The commander of the United States military in the Pacific said Monday he wants to expand and strengthen its ties with New Zealand.

The visit to Wellington by Adm. John Aquilino, head of the U.S. Indo-Pacific Command, comes as the U.S. is looking to increase its presence in the region amid deep concerns over China's growing ambitions in the Pacific.

They include most recently the Solomon Islands, where the U.S. and several Pacific nations expressed deep concern about a security pact the Solomons signed with China in April, which many fear could result in a military buildup in the region.

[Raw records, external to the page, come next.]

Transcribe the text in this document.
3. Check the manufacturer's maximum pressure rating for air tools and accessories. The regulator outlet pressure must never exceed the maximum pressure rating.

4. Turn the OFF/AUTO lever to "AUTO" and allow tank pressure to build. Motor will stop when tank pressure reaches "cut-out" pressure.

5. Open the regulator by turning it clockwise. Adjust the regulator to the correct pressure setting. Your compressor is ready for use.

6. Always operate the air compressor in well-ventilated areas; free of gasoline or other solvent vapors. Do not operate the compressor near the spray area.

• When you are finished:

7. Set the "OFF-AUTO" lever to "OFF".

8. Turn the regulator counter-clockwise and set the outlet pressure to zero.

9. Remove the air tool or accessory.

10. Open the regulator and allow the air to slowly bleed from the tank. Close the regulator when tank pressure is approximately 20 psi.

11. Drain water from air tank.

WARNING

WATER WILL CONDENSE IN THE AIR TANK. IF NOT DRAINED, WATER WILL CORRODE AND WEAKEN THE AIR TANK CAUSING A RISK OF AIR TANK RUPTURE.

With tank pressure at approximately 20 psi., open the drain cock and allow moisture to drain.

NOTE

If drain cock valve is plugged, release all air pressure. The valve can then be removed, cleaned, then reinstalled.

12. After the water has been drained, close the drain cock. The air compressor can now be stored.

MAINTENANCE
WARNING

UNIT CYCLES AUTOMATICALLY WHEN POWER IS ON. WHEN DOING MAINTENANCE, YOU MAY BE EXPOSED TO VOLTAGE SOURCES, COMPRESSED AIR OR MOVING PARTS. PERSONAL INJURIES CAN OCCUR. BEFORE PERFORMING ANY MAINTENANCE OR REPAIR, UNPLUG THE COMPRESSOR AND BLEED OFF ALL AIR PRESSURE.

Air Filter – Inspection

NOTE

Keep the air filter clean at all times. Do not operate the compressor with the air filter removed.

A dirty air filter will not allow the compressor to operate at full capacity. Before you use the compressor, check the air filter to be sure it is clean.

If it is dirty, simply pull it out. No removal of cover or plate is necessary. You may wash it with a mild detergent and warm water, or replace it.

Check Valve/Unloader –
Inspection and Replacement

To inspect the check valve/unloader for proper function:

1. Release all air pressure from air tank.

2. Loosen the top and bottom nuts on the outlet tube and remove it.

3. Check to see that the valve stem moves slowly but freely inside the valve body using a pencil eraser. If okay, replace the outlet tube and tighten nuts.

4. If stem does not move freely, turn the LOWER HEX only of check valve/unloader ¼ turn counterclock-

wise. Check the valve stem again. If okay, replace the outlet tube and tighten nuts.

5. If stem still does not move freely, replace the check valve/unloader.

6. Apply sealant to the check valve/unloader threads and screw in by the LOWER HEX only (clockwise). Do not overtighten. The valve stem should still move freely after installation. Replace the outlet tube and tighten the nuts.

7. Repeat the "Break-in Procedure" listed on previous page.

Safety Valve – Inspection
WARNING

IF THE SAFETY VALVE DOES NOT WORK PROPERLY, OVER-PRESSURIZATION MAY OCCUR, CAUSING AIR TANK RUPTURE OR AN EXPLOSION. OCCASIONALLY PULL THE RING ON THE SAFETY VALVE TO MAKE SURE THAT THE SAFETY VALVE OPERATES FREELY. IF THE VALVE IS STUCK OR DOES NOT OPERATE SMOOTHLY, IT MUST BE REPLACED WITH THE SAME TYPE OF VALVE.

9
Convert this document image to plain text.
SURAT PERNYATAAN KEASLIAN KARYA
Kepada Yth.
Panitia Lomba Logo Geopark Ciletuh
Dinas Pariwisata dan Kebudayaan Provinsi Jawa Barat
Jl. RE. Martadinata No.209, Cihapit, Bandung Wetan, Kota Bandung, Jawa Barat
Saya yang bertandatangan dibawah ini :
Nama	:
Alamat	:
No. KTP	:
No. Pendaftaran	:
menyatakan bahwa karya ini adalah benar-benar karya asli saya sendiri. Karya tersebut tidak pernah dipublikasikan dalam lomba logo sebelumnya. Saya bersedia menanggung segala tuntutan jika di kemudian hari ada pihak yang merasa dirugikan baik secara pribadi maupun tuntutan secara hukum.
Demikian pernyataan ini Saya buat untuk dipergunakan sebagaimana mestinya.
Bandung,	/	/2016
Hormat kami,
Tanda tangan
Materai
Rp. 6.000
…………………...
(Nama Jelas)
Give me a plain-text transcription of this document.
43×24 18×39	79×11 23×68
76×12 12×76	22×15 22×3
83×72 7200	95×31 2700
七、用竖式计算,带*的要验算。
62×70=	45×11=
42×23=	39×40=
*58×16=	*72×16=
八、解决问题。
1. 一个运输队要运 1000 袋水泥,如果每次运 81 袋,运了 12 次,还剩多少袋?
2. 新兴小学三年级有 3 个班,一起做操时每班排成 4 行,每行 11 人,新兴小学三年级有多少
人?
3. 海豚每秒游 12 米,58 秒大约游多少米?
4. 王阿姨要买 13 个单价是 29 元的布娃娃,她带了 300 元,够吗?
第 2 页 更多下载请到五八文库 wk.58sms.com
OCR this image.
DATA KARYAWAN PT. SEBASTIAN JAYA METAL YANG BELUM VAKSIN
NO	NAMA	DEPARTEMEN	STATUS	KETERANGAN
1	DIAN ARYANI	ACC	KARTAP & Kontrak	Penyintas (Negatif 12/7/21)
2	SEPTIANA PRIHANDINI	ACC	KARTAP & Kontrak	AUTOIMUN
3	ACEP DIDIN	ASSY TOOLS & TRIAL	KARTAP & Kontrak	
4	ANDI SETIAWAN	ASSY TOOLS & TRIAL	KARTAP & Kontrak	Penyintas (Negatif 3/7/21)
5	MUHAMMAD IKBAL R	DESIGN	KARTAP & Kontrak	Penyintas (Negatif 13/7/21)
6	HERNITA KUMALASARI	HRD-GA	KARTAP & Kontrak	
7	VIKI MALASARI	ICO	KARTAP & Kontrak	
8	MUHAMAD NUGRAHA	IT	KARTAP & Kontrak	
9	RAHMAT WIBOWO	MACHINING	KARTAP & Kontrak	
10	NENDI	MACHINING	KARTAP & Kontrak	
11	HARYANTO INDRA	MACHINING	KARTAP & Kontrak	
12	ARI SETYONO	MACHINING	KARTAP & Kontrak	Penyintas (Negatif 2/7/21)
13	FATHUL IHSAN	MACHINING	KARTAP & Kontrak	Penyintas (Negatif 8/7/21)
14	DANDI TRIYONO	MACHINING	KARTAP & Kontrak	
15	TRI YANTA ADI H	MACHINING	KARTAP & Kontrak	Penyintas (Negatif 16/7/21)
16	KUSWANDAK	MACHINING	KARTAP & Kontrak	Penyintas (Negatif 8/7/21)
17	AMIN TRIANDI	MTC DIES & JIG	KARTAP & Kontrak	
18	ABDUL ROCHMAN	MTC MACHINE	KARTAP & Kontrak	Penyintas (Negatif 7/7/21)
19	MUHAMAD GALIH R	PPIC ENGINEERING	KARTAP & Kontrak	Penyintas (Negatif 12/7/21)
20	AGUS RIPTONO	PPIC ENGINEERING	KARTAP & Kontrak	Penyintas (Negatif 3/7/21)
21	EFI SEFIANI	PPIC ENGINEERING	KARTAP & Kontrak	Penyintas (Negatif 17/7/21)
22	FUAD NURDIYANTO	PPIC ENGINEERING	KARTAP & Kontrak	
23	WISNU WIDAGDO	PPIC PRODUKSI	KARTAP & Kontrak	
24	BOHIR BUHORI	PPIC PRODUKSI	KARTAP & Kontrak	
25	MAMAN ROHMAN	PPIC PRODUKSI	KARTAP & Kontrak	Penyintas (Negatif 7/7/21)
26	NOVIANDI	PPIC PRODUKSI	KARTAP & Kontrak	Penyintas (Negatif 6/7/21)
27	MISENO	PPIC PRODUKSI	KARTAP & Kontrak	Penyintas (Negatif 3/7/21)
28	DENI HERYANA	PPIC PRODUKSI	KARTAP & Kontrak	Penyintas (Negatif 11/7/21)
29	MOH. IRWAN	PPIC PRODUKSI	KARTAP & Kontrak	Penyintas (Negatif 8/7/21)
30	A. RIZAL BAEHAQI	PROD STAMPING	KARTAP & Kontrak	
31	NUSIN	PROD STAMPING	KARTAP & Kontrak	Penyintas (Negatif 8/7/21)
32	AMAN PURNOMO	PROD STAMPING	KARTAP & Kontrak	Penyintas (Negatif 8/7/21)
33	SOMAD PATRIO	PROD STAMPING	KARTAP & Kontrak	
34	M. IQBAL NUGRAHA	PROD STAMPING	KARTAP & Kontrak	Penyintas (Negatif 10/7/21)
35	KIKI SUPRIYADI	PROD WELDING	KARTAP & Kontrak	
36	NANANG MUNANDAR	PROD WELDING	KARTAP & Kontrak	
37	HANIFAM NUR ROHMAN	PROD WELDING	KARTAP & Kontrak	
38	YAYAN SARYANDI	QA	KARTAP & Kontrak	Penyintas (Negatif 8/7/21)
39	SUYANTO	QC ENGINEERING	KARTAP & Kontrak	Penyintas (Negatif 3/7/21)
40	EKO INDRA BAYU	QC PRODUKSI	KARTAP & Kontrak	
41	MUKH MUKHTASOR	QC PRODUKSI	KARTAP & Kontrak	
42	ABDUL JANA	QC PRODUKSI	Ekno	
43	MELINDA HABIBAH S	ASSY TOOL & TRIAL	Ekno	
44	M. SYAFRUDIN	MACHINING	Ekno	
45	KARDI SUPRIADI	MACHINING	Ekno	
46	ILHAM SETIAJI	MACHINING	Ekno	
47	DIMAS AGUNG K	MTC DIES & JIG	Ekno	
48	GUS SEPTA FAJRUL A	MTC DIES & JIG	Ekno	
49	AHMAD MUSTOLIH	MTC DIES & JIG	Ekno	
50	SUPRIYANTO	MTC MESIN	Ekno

Aquilino was greeted with a traditional Māori welcome ceremony and laid a wreath at the Pukeahu National War Memorial Park. He spoke briefly to media ahead of meetings with top New Zealand defense force and government officials.

"Our partnership runs very deep," Aquilino said. "We are doing many things together to continue to ensure peace and prosperity for both of our nations and for all the nations in the region."

Aquilino said he wanted to identify new areas where the U.S. could work with New Zealand. He said the leadership of Australia and New Zealand in the Pacific was "critically important."

"The one thing you will never hear out of me is big or small. This is a partnership," Aquilino said. "All nations deliver those things that they can deliver."

He said the U.S. understood the security implications of climate change in Pacific island nations, including for food security and water security, and the importance for island nations to be able to fish in exclusive zones.

"The United States has been a Pacific nation our entire life. We will continue to operate in the Pacific no matter what else you might hear," Aquilino said.

Air Marshal Kevin Short, chief of New Zealand's defense force, said the relationship with the U.S. had been strong for decades, and it regularly interacts with U.S. forces so they can both operate better in the region.